From the Diary of Captain Stanton Sholes, 2nd Regiment of Artillery: 1813--
Sunday Decr. 12th Commenced with a clear and a cold morning, and so continued through the day, this morning I reced a note from the General (Brig. General Lewis Cass) to this affect-- Capt. Sholes you will give orders to the sentry at the (fort?), to take into custody any soldier bringing into the fort any poles or rails. If they bring anything except wood really cut for them, they must be apprehended & shall be punished. L. Cass.
This day agreeable to the General's order, the whole of the troops that was of duty & well attended church. At eleven o'clock, at the brick store where we had a very excellent discourse delivered, we then marched off in good orders to their several quarters. --So ends this day--
Monday Decr. 13th Commences with a fine cold morning-- Died this morning of a long and lingering complaint Leut. Col. Robert Morrison of the 27th Regt. Infantry-- In this noble young officer his country has lost, one who was possessed of the most amiable qualities that this country can boast of. He was brave, cool and deliberate, he was kind and humane, his attachment to his country and its cause is seldom exceeded. This evening the General gave orders for Nichols from Westminister, a suspicious person from the British, to be put in confinement which was accordingly done--So ends this day.

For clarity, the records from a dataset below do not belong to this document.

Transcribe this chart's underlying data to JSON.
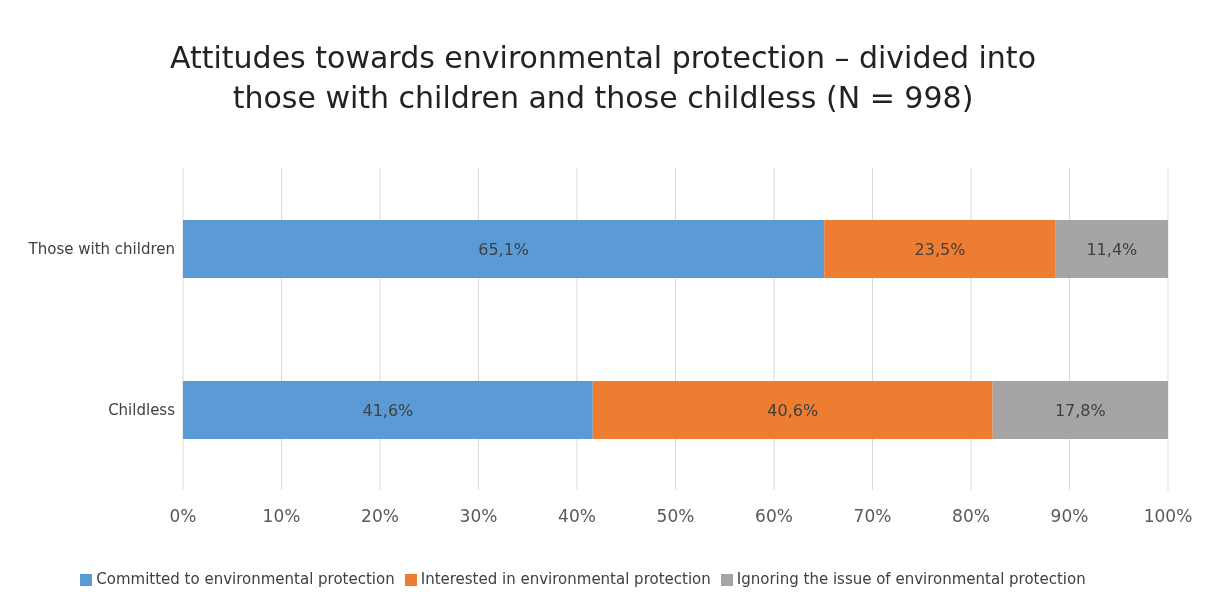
{
  "chart_data": {
    "type": "bar",
    "orientation": "horizontal",
    "stacked": true,
    "title": "Attitudes towards environmental protection – divided into those with children and those childless (N = 998)",
    "categories": [
      "Those with children",
      "Childless"
    ],
    "series": [
      {
        "name": "Committed to environmental protection",
        "color": "#5b9bd5",
        "values": [
          65.1,
          41.6
        ],
        "value_labels": [
          "65,1%",
          "41,6%"
        ]
      },
      {
        "name": "Interested in environmental protection",
        "color": "#ed7d31",
        "values": [
          23.5,
          40.6
        ],
        "value_labels": [
          "23,5%",
          "40,6%"
        ]
      },
      {
        "name": "Ignoring the issue of environmental protection",
        "color": "#a5a5a5",
        "values": [
          11.4,
          17.8
        ],
        "value_labels": [
          "11,4%",
          "17,8%"
        ]
      }
    ],
    "xlim": [
      0,
      100
    ],
    "xticks": [
      {
        "value": 0,
        "label": "0%"
      },
      {
        "value": 10,
        "label": "10%"
      },
      {
        "value": 20,
        "label": "20%"
      },
      {
        "value": 30,
        "label": "30%"
      },
      {
        "value": 40,
        "label": "40%"
      },
      {
        "value": 50,
        "label": "50%"
      },
      {
        "value": 60,
        "label": "60%"
      },
      {
        "value": 70,
        "label": "70%"
      },
      {
        "value": 80,
        "label": "80%"
      },
      {
        "value": 90,
        "label": "90%"
      },
      {
        "value": 100,
        "label": "100%"
      }
    ],
    "grid": "x",
    "legend": "bottom"
  }
}
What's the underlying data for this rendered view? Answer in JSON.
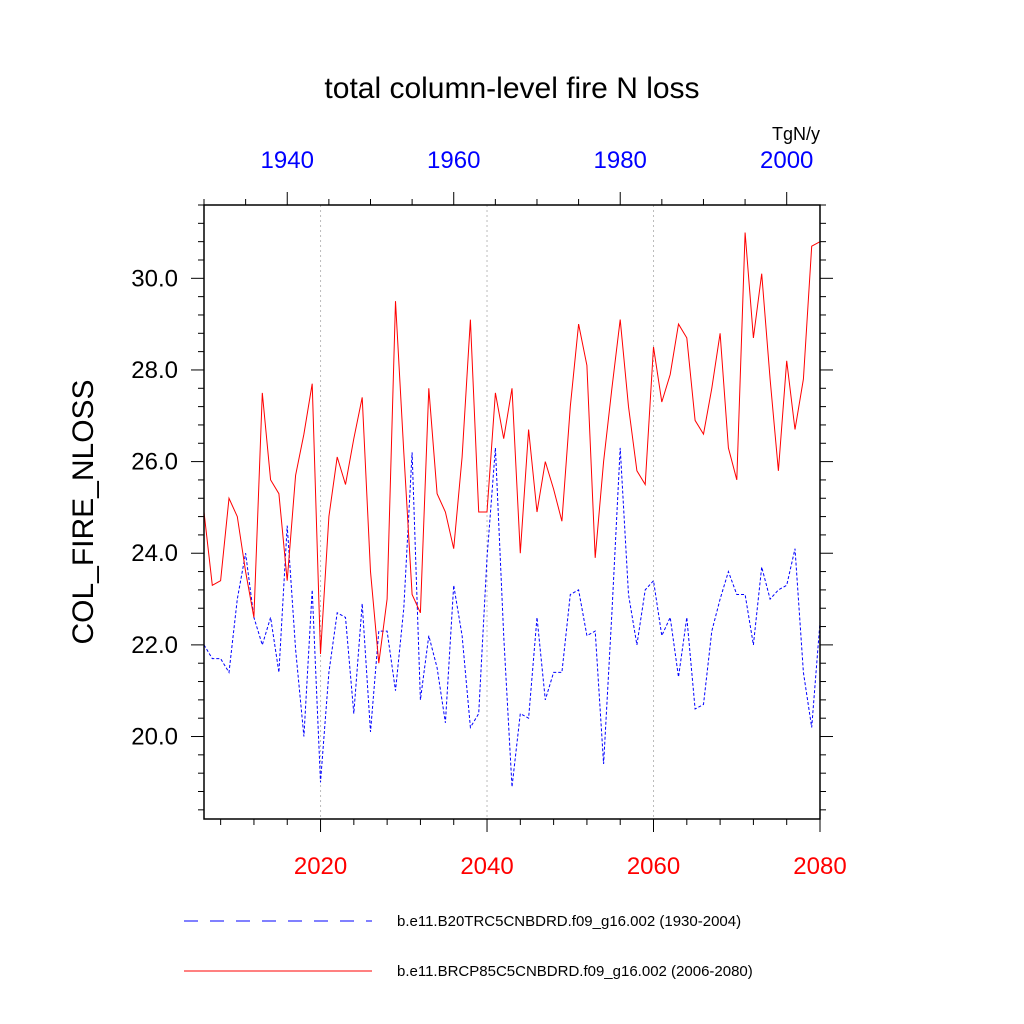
{
  "chart_data": {
    "type": "line",
    "title": "total column-level fire N loss",
    "units": "TgN/y",
    "ylabel": "COL_FIRE_NLOSS",
    "xlabel": "",
    "ylim": [
      18.2,
      31.6
    ],
    "y_ticks": [
      20.0,
      22.0,
      24.0,
      26.0,
      28.0,
      30.0
    ],
    "y_tick_labels": [
      "20.0",
      "22.0",
      "24.0",
      "26.0",
      "28.0",
      "30.0"
    ],
    "bottom_axis": {
      "xlim": [
        2006,
        2080
      ],
      "ticks": [
        2020,
        2040,
        2060,
        2080
      ],
      "tick_labels": [
        "2020",
        "2040",
        "2060",
        "2080"
      ],
      "color": "#ff0000"
    },
    "top_axis": {
      "xlim": [
        1930,
        2004
      ],
      "ticks": [
        1940,
        1960,
        1980,
        2000
      ],
      "tick_labels": [
        "1940",
        "1960",
        "1980",
        "2000"
      ],
      "color": "#0000ff"
    },
    "gridlines_x": [
      2020,
      2040,
      2060
    ],
    "series": [
      {
        "name": "b.e11.B20TRC5CNBDRD.f09_g16.002 (1930-2004)",
        "axis": "top",
        "color": "#0000ff",
        "style": "dashed",
        "start": 1930,
        "values": [
          22.0,
          21.7,
          21.7,
          21.4,
          23.0,
          24.0,
          22.6,
          22.0,
          22.6,
          21.4,
          24.6,
          21.9,
          20.0,
          23.2,
          19.0,
          21.4,
          22.7,
          22.6,
          20.5,
          22.9,
          20.1,
          22.3,
          22.3,
          21.0,
          22.8,
          26.2,
          20.8,
          22.2,
          21.5,
          20.3,
          23.3,
          22.2,
          20.2,
          20.5,
          23.9,
          26.3,
          22.2,
          18.9,
          20.5,
          20.4,
          22.6,
          20.8,
          21.4,
          21.4,
          23.1,
          23.2,
          22.2,
          22.3,
          19.4,
          22.7,
          26.3,
          23.1,
          22.0,
          23.2,
          23.4,
          22.2,
          22.6,
          21.3,
          22.6,
          20.6,
          20.7,
          22.3,
          23.0,
          23.6,
          23.1,
          23.1,
          22.0,
          23.7,
          23.0,
          23.2,
          23.3,
          24.1,
          21.4,
          20.2,
          22.5
        ]
      },
      {
        "name": "b.e11.BRCP85C5CNBDRD.f09_g16.002 (2006-2080)",
        "axis": "bottom",
        "color": "#ff0000",
        "style": "solid",
        "start": 2006,
        "values": [
          24.9,
          23.3,
          23.4,
          25.2,
          24.8,
          23.6,
          22.6,
          27.5,
          25.6,
          25.3,
          23.4,
          25.7,
          26.6,
          27.7,
          21.8,
          24.8,
          26.1,
          25.5,
          26.5,
          27.4,
          23.6,
          21.6,
          23.0,
          29.5,
          26.2,
          23.1,
          22.7,
          27.6,
          25.3,
          24.9,
          24.1,
          26.1,
          29.1,
          24.9,
          24.9,
          27.5,
          26.5,
          27.6,
          24.0,
          26.7,
          24.9,
          26.0,
          25.4,
          24.7,
          27.2,
          29.0,
          28.1,
          23.9,
          26.0,
          27.6,
          29.1,
          27.2,
          25.8,
          25.5,
          28.5,
          27.3,
          27.9,
          29.0,
          28.7,
          26.9,
          26.6,
          27.6,
          28.8,
          26.3,
          25.6,
          31.0,
          28.7,
          30.1,
          27.8,
          25.8,
          28.2,
          26.7,
          27.8,
          30.7,
          30.8
        ]
      }
    ],
    "legend": {
      "placement": "bottom",
      "entries": [
        "b.e11.B20TRC5CNBDRD.f09_g16.002 (1930-2004)",
        "b.e11.BRCP85C5CNBDRD.f09_g16.002 (2006-2080)"
      ]
    }
  }
}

Tuesday December 14th Commences with a fine and pleasant morning, this day Col. Robert Morrison of the 27th Infantry was interred. At two o'clock the corpse was moved on to the place of depot (deposit), with the honors of war, when the President McLensey delivered a very handsome speech to the army on this solemn occasion. This day no less than seven of our brave soldiers was buried. --So ends this day.(Editor's note: I will come back and link all the named persons to their own pages on my blog, recapitulating what I can find out about them on a searchable webpage.)